Thursday, September 20, 2012

I am not a huge fan of Bell Sympatico services.  It was always a trial to obtain the required assistance from them when something went awry with my email service, but it has become increasingly, a harrowing experience to contact them and I do it only when I have no other choice; when everything I have attempted to do on my own to clarify and ameliorate the situation has resulted in failure.

Now, if help is required by a technical specialist - always offshore, geographically located in India where those keen young men patiently listen to the problem and do their purported best to sort out the problem - assail one's ears with sometimes unintelligible speech one's brain races to interpret before responding.  Latterly, the request and requirement to allow them access to controlling your personal computer to solve the issue has proven to be an additional experience better left uncriticized since there appears to be little other option available to the client.

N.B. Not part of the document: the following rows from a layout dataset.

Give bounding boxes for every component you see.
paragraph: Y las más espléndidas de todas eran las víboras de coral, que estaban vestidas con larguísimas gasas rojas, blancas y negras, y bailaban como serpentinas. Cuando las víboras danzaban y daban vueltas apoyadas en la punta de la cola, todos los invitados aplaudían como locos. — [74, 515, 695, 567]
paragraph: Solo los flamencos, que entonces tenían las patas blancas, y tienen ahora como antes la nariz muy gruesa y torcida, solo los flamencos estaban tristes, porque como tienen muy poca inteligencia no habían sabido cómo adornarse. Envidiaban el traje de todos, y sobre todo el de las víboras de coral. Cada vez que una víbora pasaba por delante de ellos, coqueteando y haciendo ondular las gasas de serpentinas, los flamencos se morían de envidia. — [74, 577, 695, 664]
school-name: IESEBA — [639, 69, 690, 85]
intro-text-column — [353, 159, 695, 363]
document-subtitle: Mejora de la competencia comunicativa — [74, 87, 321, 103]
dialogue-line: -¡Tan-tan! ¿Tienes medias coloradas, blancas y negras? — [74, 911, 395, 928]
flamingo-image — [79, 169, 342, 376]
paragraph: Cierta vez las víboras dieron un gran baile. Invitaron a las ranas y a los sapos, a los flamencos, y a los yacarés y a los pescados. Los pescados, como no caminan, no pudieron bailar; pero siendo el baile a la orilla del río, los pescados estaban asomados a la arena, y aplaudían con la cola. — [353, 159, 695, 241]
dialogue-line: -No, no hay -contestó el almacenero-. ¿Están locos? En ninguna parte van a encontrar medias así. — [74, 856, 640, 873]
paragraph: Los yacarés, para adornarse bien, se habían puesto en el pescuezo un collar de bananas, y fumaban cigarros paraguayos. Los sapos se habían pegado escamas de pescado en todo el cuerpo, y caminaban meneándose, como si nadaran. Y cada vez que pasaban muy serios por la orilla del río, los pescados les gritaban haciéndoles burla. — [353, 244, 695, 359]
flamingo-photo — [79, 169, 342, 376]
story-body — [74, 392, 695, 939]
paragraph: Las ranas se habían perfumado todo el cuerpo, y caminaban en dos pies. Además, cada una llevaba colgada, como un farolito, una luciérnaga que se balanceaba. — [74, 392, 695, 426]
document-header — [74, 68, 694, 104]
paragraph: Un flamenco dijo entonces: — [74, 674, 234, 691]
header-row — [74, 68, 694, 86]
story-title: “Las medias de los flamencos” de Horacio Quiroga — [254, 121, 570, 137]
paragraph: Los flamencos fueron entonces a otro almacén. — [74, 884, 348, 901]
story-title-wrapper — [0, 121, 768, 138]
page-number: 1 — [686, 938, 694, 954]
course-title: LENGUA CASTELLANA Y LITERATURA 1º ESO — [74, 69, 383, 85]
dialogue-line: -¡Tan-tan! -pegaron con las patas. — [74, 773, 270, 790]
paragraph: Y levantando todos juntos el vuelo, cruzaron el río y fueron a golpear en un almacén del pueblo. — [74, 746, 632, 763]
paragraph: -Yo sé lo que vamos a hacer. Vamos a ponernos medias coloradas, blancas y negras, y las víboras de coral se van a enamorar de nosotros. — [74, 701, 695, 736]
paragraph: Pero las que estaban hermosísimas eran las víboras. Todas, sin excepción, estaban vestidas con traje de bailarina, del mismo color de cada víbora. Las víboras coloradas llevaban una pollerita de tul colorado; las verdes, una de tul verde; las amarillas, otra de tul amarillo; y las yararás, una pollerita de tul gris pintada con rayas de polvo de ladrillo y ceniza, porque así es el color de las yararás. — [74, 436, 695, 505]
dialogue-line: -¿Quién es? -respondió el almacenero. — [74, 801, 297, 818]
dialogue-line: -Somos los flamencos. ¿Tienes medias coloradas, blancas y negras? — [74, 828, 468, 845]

A month or so back when my old computer collapsed into a state of mechanical failure and I was forced to undergo a total rescue operation I lost all my original settings, my files and whatever had been familiar to me in the process, although I did manage to restore the hard disk and bring up entirely new software programs which I then had to set about reformatting.  While my former data is all still on the hard disk, nothing appears visible until and unless a search is undertaken, which I mostly launched to recapture my photograph files.

I discovered, however, that my Outlook email program had somehow also been affected.  I was no longer able to send or receive, and that launched my original call to Sympatico for assistance.  I wanted to be able to recapture my Outlook files, some of which I wanted to maintain; for example, those which contained years' worth of downloaded blog entries, now nowhere to be seen.  The technician restored my service but not my files.

I called again and this time the technician said he could send all those files back to me, but then disappeared off the line after saying he would call back, but never did.  The third technician I spoke to after a hiatus of some weeks - to whom I spoke because my service, sending and receiving had somehow become suspended again - agreed those files were there (I had seen their presence myself going to the Sympatico site and looking up and signing onto my account) and he would have them returned to my account.  What was returned was the missing files sure enough, along with tens of thousands of emails I had read over the past two years and deleted.

I have been sorting through thme ever since.  And, once again, though he assured me my service had been fully restored, there have been no incoming emails and I haven't been able to send anything out.  So much for Bell Sympatico.